第46話 未来へ繋ごう

 太古の時代、唯一神に仇なす存在として定義されたのが竜種の原形──ドラゴンと呼ばれる存在である。

 他宗教の神を悪魔化することで信仰を奪い去り、簒奪する目論見でレッテルを張られた神々を起源に持つドラゴンは、正しく人智を超越した力を有していた。

 鎧はおろか城塞をも容易く引き裂く爪牙。生物の常識を覆して上空を自在に舞い踊らせる双翼。そして一度浴びれば忽ちの内に肉体を炭化させる火球。ドラゴンを構成する全てが人類の知り得る凡そ如何なる生物をも超越し、故にこそ打倒の叶う存在をこいねがう。

 時として大天使が自ら戦に赴き、時として英雄譚の一節を大いに盛り上げる。

 果たして弾圧した側の望むように異なる神々は邪竜へと貶められ、彼らへ注がれていたはずの信心は唯一神が何食わぬ顔で頂戴する。

 しかして、努々忘れてはならない。

 ドラゴンは──竜種は到底人類が到達することのない遥か高みで、強大な力を振るっているということを。



「■■■■■■ッ!!!」


 深淵の底、ドライコーンが自らの身を投じた大穴の奥。

 生物の発するものとは思い難い根源的恐怖を逆撫でする声音がダンジョン全域へと響き渡る。

 最下層に位置する加古川や伊織達のみならず。

 ダンジョン各地に等間隔で配置された非常時の伝達役を請け負った自衛隊員。

 第一階層で防衛線を張る冒険者と自衛隊の混成部隊。

 更には入口と隣接する冒険者ギルドにまで、破滅の独唱が轟き唸る。

 震撼する大地は竜種の目覚めに恐怖するかの如く。揺れ動く大気もまた、幾つかの災厄を反芻して空気をひりつかせた。

 空を掴む翼の音が一つ。

 二つ。

 そして三つ。


「──!」


 深淵の底より浮上した異形に、加古川は言葉を無くした。

 ダンジョン内に於いて場違いなまでの純白に、蜥蜴を何千倍と拡大したような体躯。背中からは蝙蝠を連想させる翼をはためかせ、翼膜には充血した血管が細部にまで血液を運ぶ。睨みつける眼光の煌めきは鮮血の色身を連想させ、僅かに開く口端からは呼気に合わせて炎熱が籠れ出ていた。

 口端から尾まで含めれば目測でも十メートルは優に超えそうか。頭部の反対側から伸びた一対の角は最下層の輝きを鈍く反射し、純白の体躯もまた細部に到るまで竜麟に覆われ隙がない。

 鮮血の眼光とぶつかり合い、加古川は思わず一歩仰け反る。


「……!」


 殆んど無意識の行動だったのか。

 少年は奥歯を食い縛った逃走したい本音を喉奥へ叩き込むと、反対側の足を一歩踏み出した。

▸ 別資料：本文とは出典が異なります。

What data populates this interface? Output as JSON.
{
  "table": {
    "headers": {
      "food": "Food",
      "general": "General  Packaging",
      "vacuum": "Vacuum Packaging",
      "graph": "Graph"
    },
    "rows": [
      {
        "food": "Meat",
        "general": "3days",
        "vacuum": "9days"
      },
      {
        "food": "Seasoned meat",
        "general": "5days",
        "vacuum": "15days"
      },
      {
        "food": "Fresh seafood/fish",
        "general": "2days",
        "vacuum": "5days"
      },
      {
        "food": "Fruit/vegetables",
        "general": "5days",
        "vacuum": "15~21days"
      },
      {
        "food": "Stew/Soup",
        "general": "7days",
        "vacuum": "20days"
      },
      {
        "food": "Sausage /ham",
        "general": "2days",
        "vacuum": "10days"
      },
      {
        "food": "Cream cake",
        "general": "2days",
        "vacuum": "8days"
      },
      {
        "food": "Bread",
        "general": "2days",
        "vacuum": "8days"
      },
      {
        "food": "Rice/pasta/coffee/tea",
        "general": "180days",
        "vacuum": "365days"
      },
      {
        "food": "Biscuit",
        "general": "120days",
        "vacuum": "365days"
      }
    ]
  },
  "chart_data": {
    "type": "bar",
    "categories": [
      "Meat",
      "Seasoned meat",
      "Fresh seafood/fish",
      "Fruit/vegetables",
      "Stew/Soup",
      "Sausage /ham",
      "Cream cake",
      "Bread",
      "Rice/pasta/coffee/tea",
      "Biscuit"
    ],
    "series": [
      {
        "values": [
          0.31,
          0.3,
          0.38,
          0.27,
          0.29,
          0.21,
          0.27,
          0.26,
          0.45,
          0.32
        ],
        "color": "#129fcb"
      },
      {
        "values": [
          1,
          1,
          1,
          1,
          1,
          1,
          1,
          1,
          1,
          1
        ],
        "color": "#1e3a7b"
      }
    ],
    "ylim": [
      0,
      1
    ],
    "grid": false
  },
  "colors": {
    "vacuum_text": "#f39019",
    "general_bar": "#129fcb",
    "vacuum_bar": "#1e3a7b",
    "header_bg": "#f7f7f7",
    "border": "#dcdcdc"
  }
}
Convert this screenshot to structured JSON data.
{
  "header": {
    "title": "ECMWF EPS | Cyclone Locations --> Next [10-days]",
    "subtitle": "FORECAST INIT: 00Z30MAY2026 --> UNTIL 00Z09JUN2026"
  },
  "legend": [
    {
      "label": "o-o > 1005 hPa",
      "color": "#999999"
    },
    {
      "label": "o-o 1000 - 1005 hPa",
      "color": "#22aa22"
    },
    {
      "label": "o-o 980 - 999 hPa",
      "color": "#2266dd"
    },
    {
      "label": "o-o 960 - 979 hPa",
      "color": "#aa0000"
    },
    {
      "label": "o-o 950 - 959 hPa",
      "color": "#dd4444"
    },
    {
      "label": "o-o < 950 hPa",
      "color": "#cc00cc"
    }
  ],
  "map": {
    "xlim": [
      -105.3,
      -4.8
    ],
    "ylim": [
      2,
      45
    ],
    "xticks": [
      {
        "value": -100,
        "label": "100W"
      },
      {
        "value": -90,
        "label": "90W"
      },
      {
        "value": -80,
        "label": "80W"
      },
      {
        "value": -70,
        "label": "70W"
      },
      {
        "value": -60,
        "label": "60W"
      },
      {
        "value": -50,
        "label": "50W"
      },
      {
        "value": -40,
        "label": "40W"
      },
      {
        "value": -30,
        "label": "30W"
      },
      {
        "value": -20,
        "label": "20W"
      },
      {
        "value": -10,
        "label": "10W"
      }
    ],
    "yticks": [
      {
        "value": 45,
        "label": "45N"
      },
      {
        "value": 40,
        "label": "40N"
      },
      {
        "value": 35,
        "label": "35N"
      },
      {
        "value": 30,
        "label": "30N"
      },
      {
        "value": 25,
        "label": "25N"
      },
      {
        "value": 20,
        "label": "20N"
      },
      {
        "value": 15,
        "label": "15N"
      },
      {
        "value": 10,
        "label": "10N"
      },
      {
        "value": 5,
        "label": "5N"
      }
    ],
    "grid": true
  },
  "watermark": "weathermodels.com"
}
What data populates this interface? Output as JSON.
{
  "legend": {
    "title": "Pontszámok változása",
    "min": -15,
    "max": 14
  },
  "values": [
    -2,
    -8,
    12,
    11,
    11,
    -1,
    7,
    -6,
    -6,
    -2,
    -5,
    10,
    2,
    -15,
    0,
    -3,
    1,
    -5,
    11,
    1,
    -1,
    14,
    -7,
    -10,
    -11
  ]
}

 一方で彼の側にいた伊織はすぐさま背後に隠れると、背中から僅かに顔を覗かせる。

 一見すれば少年が少女を守る構図でこそあるものの、実際は加古川もまた恐怖に顔を引きつらせていた。

 無理もない。

 竜種の出現はそれだけを以ってダンジョンを特級へと認定し、自衛隊が何度かダンジョンコアを破壊して規模を縮小するまでは一般の立ち入りを禁ずる程。

 それだけの脅威を、竜種という魔物は担っているのだ。

 たとえ矮躯であろうとも、油断していい理由はない。


「このッ……!」


 だからこそ、加古川は痛い程に奥歯を噛み締め、義腕を振り被って疾走する。

 虚之腕は元より竜種の竜麟やダンジョンコアといった非常に堅牢な存在を穿つことを念頭に開発された試作品であり、理論上はそれらを相手にしても問題なく戦闘活動を継続可能とした。

 崖端。

 より一歩踏み出せば深淵の底へと吸い込まれ、二度と陽の光を浴びることは叶わない漆黒よりなお昏い黒。

 破れかぶれの特攻ではない証拠とばかりに力強く踏み抜くと、少年は白髪を揺らして中空を飛ぶ。目標は当然、眼前で今も悠然と一定高度を維持したままの竜種。


「ソォォォォォラァッッッ!!!」


 初手から全霊を込め、露出したチューブが悲鳴を上げる程の渾身を以って殴り抜く。

 が。


「つッッッ!」


 返ってきたのは金属同士の火花散る反射音、そして肩口にまで伝播した拭い難い衝撃の二つ。

 地面を殴り抜いたにも等しい反動に苦悶の声を漏らす加古川に対し、竜種は一切動じる様子を見せず。むしろ少年への関心すらも薄れたかのように頭上を見上げた。

 外界への羨望を想起したのか。自身の体躯を倍以上に強調する双翼を広げ、羽ばたきの姿勢を取る。

 直観的に危機感を覚え、加古川は咄嗟にナイフを逆手に握り締めると竜麟の合間へと差し込む。肉にまで突き立てられた感触こそないものの、一方でそう易々と引き抜ける感触でもない。

 刹那、暴力的な加速が加古川の肉体に襲いかかる。


「くッ……加古川ッ!」


 出鱈目な、身を低く構えねば吹き飛ばされかねない風圧が空間内で暴れ狂う。事実として、伊織の指揮下から外れた魔物達は中空へと身を躍らせ、高所からの落下で致命傷を帯びていく。

 目を閉じかける暴風の中、伊織の叫びも虚しく、呼びかけられた相手を引き連れて竜種は天井の空いた虚空へと吸い込まれた。

 たったの一羽ばたきを以って。


「飛田貫、さっきの竜種を追うっスよ!」

「あ……分かったです!」


 急変する状況についてこれず、呆然とする伊織へ零羽が語気を強めて呼びかける。

 遅れて応答した少女はローブを脱ぎ捨てると、見慣れたスクールカーディガン姿で駆け出した。

 竜種を、災厄の具現たる存在に追随した加古川を追うために。